Enerji ve finansman yetersizliğinden ulaşım sistemi aksarsa, kentler gıdasız kalır. Öyle bir durum ortaya çıkarsa, mesela üç ay gibi kısa bir zamanda 3-4 milyar insan, açlıktan, susuzluktan, soğuktan, hastalıktan, vb. ölebilir… Türkiye’de bir kaç yıl önce bir çok yerde elektrikler bir kaç saat kesilince bile insanlar nasıl kırılgan bir zemin üzerinde durduklarını fark ettiler.

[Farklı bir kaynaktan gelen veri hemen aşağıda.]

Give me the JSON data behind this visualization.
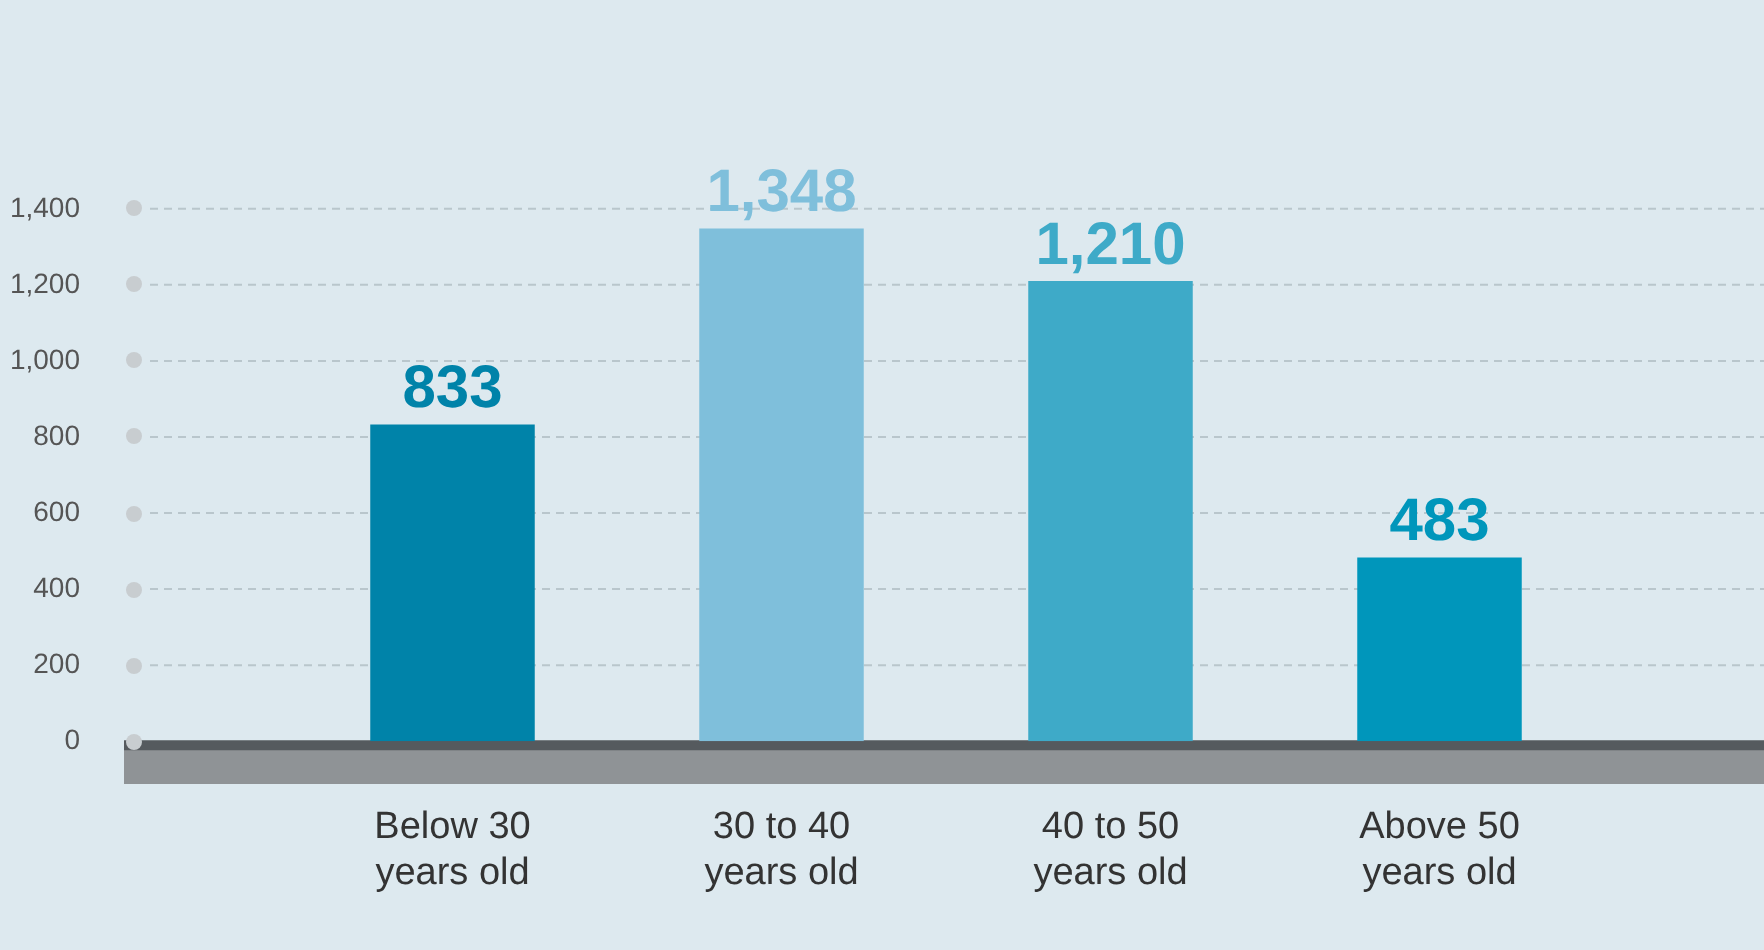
{
  "chart_data": {
    "type": "bar",
    "categories": [
      "Below 30 years old",
      "30 to 40 years old",
      "40 to 50 years old",
      "Above 50 years old"
    ],
    "values": [
      833,
      1348,
      1210,
      483
    ],
    "value_labels": [
      "833",
      "1,348",
      "1,210",
      "483"
    ],
    "colors": [
      "#0083a9",
      "#7fbfdb",
      "#3eaac8",
      "#0096bb"
    ],
    "ylim": [
      0,
      1400
    ],
    "yticks": [
      0,
      200,
      400,
      600,
      800,
      {
        "value": 1000,
        "label": "1,000"
      },
      {
        "value": 1200,
        "label": "1,200"
      },
      {
        "value": 1400,
        "label": "1,400"
      }
    ],
    "grid": "y",
    "data_labels": true,
    "legend": false
  }
}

Dolayısıyla toplum yaşamının tüm alanlarında işler sarpa sarmışken, çöküş sadece mümkün değil aynı zamanda da çok yakın denebilir… Zira, enerji sorunu büyüyor, borçlar sürdürülemez bir eşiğe hızla yaklaşıyor, gelir dağılımı dengesizliği devasa boyutlara ulaşıyor, bir dizi eko-sistem çöküyor… Özetle şunu söyleyebiliriz: Bu yolun sonu yok, bu sistem dahilinde çözüm yok! Mesela hiç bir devlet artık işsizlik sorununu çözemez…
S.D: Alternatif enerjiler devreye sokularak, iklim krizi bertaraf edilemez mi?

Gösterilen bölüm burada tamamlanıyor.